Stephens began ramping up conditioning during the past several weeks in preparation for the season opener. She balanced practice and matches in Florida and South Carolina to “kind of feel the level of where I was.
“I’ve had two weeks to adjust and work on the things I need to work on, which has been good, [and] lose a few pounds, which was definitely needed.”
Meanwhile, teammate Rajeev Ram has been on the left coast, ratcheting up his game for this unique season.
“Obviously, everything that people are going through right now with the COVID, having a tennis season condensed into one month at one spot and everybody there and doing their thing, how do you prepare for that mentally?” he asked.
“It’s different than anything that we’ve done before. To play that many matches in a competitive environment in one place, it’s not something we’ve ever done.

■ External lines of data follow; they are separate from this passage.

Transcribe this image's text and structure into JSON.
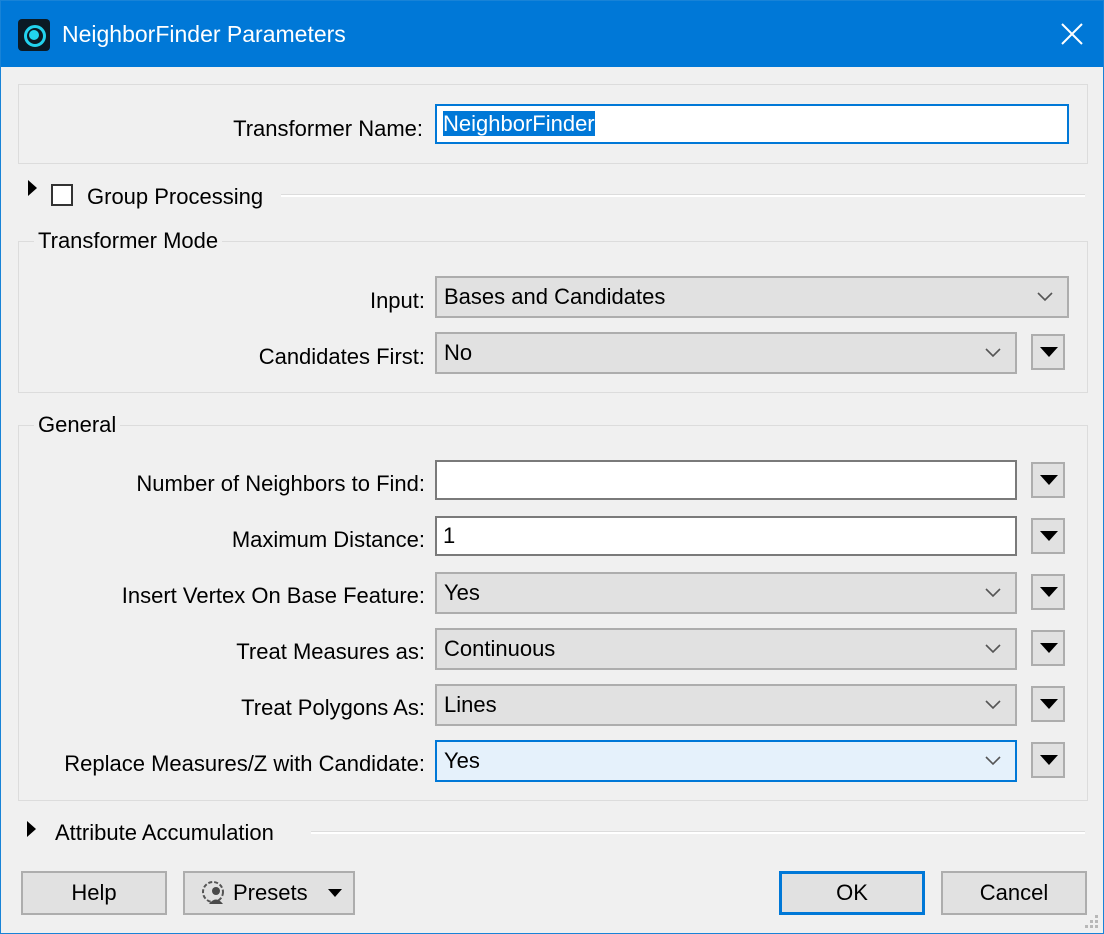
{
  "window": {
    "title": "NeighborFinder Parameters",
    "app_icon": "fme-transformer-icon",
    "close_icon": "close-icon"
  },
  "transformer_name": {
    "label": "Transformer Name:",
    "value": "NeighborFinder",
    "selected": true
  },
  "group_processing": {
    "label": "Group Processing",
    "checked": false,
    "expanded": false
  },
  "transformer_mode": {
    "title": "Transformer Mode",
    "input": {
      "label": "Input:",
      "value": "Bases and Candidates"
    },
    "candidates_first": {
      "label": "Candidates First:",
      "value": "No"
    }
  },
  "general": {
    "title": "General",
    "fields": [
      {
        "label": "Number of Neighbors to Find:",
        "value": "",
        "type": "text"
      },
      {
        "label": "Maximum Distance:",
        "value": "1",
        "type": "text"
      },
      {
        "label": "Insert Vertex On Base Feature:",
        "value": "Yes",
        "type": "combo"
      },
      {
        "label": "Treat Measures as:",
        "value": "Continuous",
        "type": "combo"
      },
      {
        "label": "Treat Polygons As:",
        "value": "Lines",
        "type": "combo"
      },
      {
        "label": "Replace Measures/Z with Candidate:",
        "value": "Yes",
        "type": "combo",
        "focused": true
      }
    ]
  },
  "attribute_accumulation": {
    "label": "Attribute Accumulation",
    "expanded": false
  },
  "footer": {
    "help": "Help",
    "presets": "Presets",
    "ok": "OK",
    "cancel": "Cancel"
  },
  "colors": {
    "accent": "#0078d7",
    "titlebar": "#0078d7",
    "focused_combo_bg": "#e5f1fb"
  }
}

I don’t know how to prepare for it, but I’m excited to get back on the court and compete.”
Silva noted the on-court challenges of a compact season would be an intriguing subplot as teams try to solve the puzzle for a championship run.

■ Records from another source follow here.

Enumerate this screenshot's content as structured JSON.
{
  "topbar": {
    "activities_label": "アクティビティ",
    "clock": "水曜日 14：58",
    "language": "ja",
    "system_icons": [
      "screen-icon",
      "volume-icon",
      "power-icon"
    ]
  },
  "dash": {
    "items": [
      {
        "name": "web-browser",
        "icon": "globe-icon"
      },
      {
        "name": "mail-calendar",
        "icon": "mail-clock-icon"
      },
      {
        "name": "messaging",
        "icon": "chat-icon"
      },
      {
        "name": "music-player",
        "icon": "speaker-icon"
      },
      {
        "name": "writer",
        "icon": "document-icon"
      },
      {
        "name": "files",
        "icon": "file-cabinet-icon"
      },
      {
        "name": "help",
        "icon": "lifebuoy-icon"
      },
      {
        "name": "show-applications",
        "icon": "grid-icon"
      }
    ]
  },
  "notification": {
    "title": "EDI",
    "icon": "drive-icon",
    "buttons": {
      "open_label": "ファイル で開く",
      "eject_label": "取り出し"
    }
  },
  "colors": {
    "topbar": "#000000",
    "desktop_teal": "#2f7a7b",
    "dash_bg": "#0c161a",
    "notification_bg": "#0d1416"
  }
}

“Everyone is going to be great in the first two matches like everyone always is when you’re fresh,” he said. “In the third and fourth and fifth match, the elbow is going to hurt a little bit, the hip is going get a little tense, you are going have a hammy, and it’s going to be interesting to see how the players are going to work as a team and the coaches to push through during those 14 regular-season matches to be one of the of top four teams that make the playoffs.”
While laying out the protective measures being implemented at The Greenbrier, Silva said, “We’re trying to be smart, practical in a simple way, and we’ll be going through this with all of the players when they arrive as well.”
Among the precautions:
• All players will wear masks on the bench. (The only players without a mask will be on the court.)

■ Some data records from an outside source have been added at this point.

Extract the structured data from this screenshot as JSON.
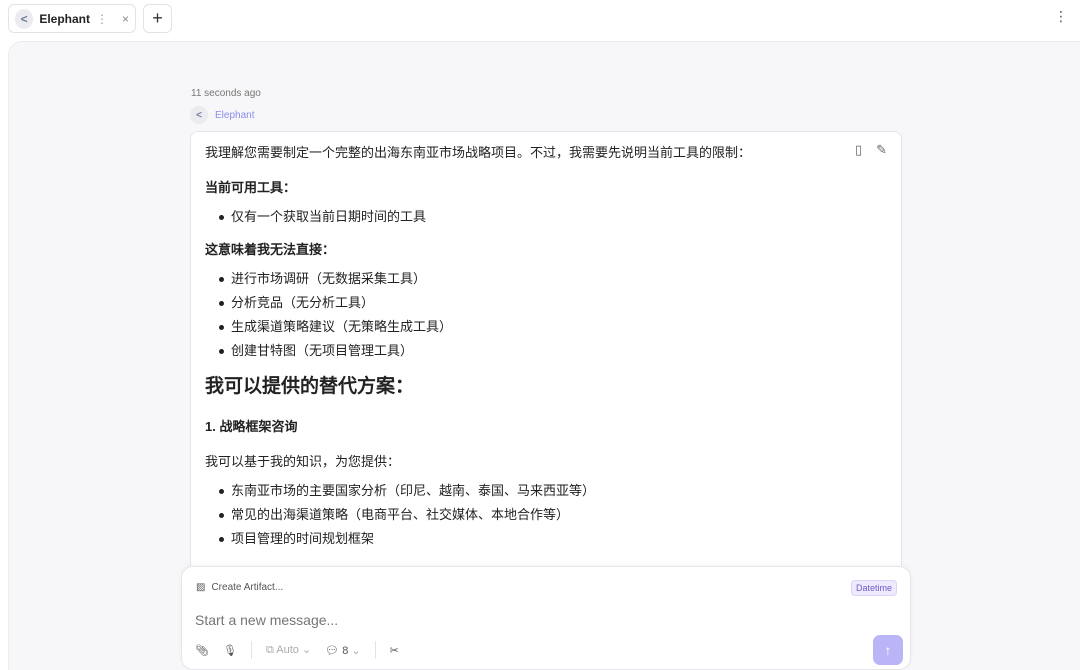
{
  "tab": {
    "title": "Elephant",
    "menu_icon": "⋮",
    "close_icon": "×"
  },
  "new_tab": "+",
  "app_menu": "⋮",
  "message": {
    "time": "11 seconds ago",
    "sender": "Elephant",
    "intro": "我理解您需要制定一个完整的出海东南亚市场战略项目。不过，我需要先说明当前工具的限制：",
    "h_tools": "当前可用工具：",
    "tools": [
      "仅有一个获取当前日期时间的工具"
    ],
    "h_cannot": "这意味着我无法直接：",
    "cannot": [
      "进行市场调研（无数据采集工具）",
      "分析竞品（无分析工具）",
      "生成渠道策略建议（无策略生成工具）",
      "创建甘特图（无项目管理工具）"
    ],
    "h2": "我可以提供的替代方案：",
    "h3": "1. 战略框架咨询",
    "p2": "我可以基于我的知识，为您提供：",
    "offer": [
      "东南亚市场的主要国家分析（印尼、越南、泰国、马来西亚等）",
      "常见的出海渠道策略（电商平台、社交媒体、本地合作等）",
      "项目管理的时间规划框架"
    ]
  },
  "composer": {
    "artifact": "Create Artifact...",
    "badge": "Datetime",
    "placeholder": "Start a new message...",
    "mode": "Auto",
    "count": "8"
  }
}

• No ball kids on the court.
• Only 500 fans in the stands.
• All fans are required to wear masks.
• Every other row will be blocked.
• The ushers will socially distance fans.
“I feel like I can protect myself the best I can,” said Stephens, who is entering her sixth season with WTT. “I’m definitely in control of that, and I can protect others by following the protocols and the guidelines and make sure that I’m following all the rules, so I don’t harm anyone else or myself.
“Nobody wants anybody to get sick or be in trouble or be in danger. Just being responsible and making sure that you’re actively doing what you can for yourself and to protect others is the most important thing.”
With every player on-site for the entire season, Silva said the stakes are higher, literally.
“All of these names are playing the full season,” he said. “It’s going to change the dynamic yet again. There is $1 million of prize money for the postseason. This isn’t just getting paid during the regular season and trying to raise the trophy. This is getting paid in the regular season and then trying to win another $500,000 and raise the trophy. That also changes the dynamic.”
The uniqueness of WTT is a welcomed change of pace for Ram, who is playing in his second season. “We don’t get this opportunity very much. As tennis players, we play as individuals 99% of the time,” he said. “Whether it’s Davis Cup or Olympic team or World TeamTennis, there’s only a handful of times when we’re playing on a team. So, it’s fun for us.”